В Провансе уже получивший известность оратор принял участие в первом собрании аристократов своего округа. Однако к заседанию было решено допускать только дворян, имеющих поместья; тогда Мирабо обратился к третьему сословию, поддержав его требование об отмене сословных привилегий. Его нелицеприятные отзывы о высших кругах общества послужили толчком к обретению им бешеной популярности. Вскоре Оноре Рикети был избран представителем на собраниях нескольких крупных городов и стал одним из авторитетнейших вождей революции. Народ его почти боготворил и беспрекословно ему подчинялся. Мирабо принимал деятельное участие в Учредительном собрании, в разработке Декларации прав человека и гражданина, Конституции. Несмотря на свои реформистские наклонности, трибун на протяжении всей своей жизни оставался убежденным монархистом. Он считал, что правительство является гарантом общества от анархии, обеспечивает безопасность и стабильность общественной и политической жизни государства, охраняет собственность и свободу граждан. Но для этого необходимо, чтобы правительство было сильным, что, в свою очередь, возможно лишь в том случае, если правительственная линия соответствует требованиям большинства населения. Как раз это условие во Франции и не выполнялось: между политической системой Людовика XIV и французским народом пролегла настоящая пропасть. Мирабо утверждал, что единственный выход из создавшегося положения – преобразование всей системы. Этот избранник народа обосновывал необходимость снятия ответственности с короля, возложения ее на министерства и назначения министров из среды депутатов.

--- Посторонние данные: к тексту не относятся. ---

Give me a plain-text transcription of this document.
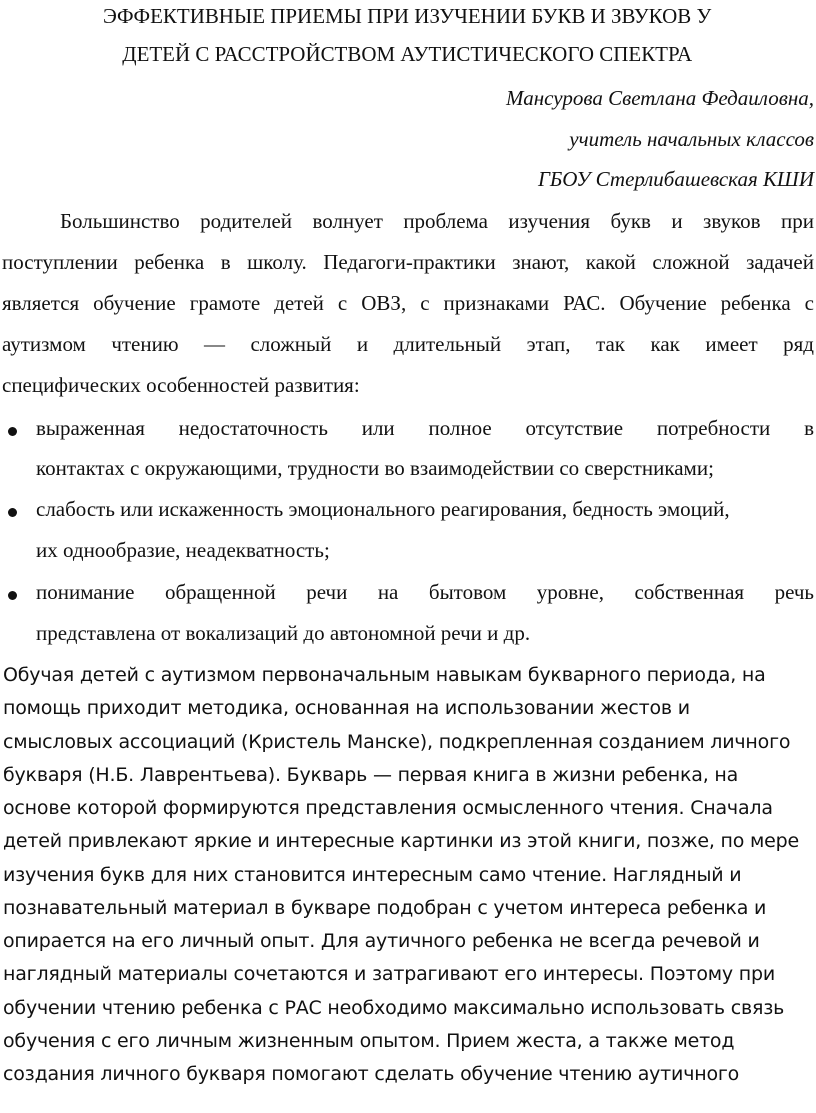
ЭФФЕКТИВНЫЕ ПРИЕМЫ ПРИ ИЗУЧЕНИИ БУКВ И ЗВУКОВ У
ДЕТЕЙ С РАССТРОЙСТВОМ АУТИСТИЧЕСКОГО СПЕКТРА
Мансурова Светлана Федаиловна,
учитель начальных классов
ГБОУ Стерлибашевская КШИ
Большинство родителей волнует проблема изучения букв и звуков при
поступлении ребенка в школу. Педагоги-практики знают, какой сложной задачей
является обучение грамоте детей с ОВЗ, с признаками РАС. Обучение ребенка с
аутизмом чтению — сложный и длительный этап, так как имеет ряд
специфических особенностей развития:
выраженная недостаточность или полное отсутствие потребности в
контактах с окружающими, трудности во взаимодействии со сверстниками;
слабость или искаженность эмоционального реагирования, бедность эмоций,
их однообразие, неадекватность;
понимание обращенной речи на бытовом уровне, собственная речь
представлена от вокализаций до автономной речи и др.
Обучая детей с аутизмом первоначальным навыкам букварного периода, на
помощь приходит методика, основанная на использовании жестов и
смысловых ассоциаций (Кристель Манске), подкрепленная созданием личного
букваря (Н.Б. Лаврентьева). Букварь — первая книга в жизни ребенка, на
основе которой формируются представления осмысленного чтения. Сначала
детей привлекают яркие и интересные картинки из этой книги, позже, по мере
изучения букв для них становится интересным само чтение. Наглядный и
познавательный материал в букваре подобран с учетом интереса ребенка и
опирается на его личный опыт. Для аутичного ребенка не всегда речевой и
наглядный материалы сочетаются и затрагивают его интересы. Поэтому при
обучении чтению ребенка с РАС необходимо максимально использовать связь
обучения с его личным жизненным опытом. Прием жеста, а также метод
создания личного букваря помогают сделать обучение чтению аутичного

Трибун пользовался огромной популярностью в среде радикальных парижских революционеров, однако сам при этом стремился занять министерский пост, чтобы способствовать укреплению королевской власти и сдержать нарастание революционной анархии. В то же время Мирабо выступил на королевском заседании с краткой, но очень веской и убедительной речью, в которой потребовал от собрания не подчиняться распоряжению доверенного лица монарха и, во избежание расправы за неповиновение, декретировать неприкосновенность своих членов. Популярность Оноре после этого выступления становится беспрецедентной. В начале июля 1789 года он предложил королю потребовать удалить иностранные войска, угрожавшие столице, одновременно указав ему на необходимость создания собственной национальной гвардии. Однако все это не привело к желаемому. А после смут в Париже, последовавших за взятием Бастилии, Мирабо выступил с яростным протестом против насилия, которое, по его мнению, могло только запятнать свободу. Он утверждал, что общество попросту распалось бы, «если бы толпа приучилась к крови и беспорядкам, приучилась ставить свою волю выше всего и бравировать законы». В конце июля Мирабо также добивается запрещения перлюстрации писем, хотя Робеспьер и высказал свои возражения по этому вопросу. Оноре убеждал общественность и в пользе выкупа церковной десятины, считая ее субсидией, которая может помочь выплачивать жалованье должностным лицам. Слово «жалованье» тогда было не в чести, но противникам пришлось проглотить его после знаменитой фразы трибуна: «Я знаю только три способа существования в современном обществе: надо быть или нищим, или вором, или получать жалованье». Декларация прав была, фактически, детищем Мирабо, но он настаивал, чтобы окончательная ее редакция была отложена. Оноре считал, что этот документ должен составить первую главу Конституции, так что вначале нужно выработать ее основные положения, иначе декларация может противоречить содержанию остальной части документа. Это требование повлекло за собой серьезные нападки на трибуна, которого обвинили в том, что он хочет, чтобы собрание принимало противоречащие друг другу решения.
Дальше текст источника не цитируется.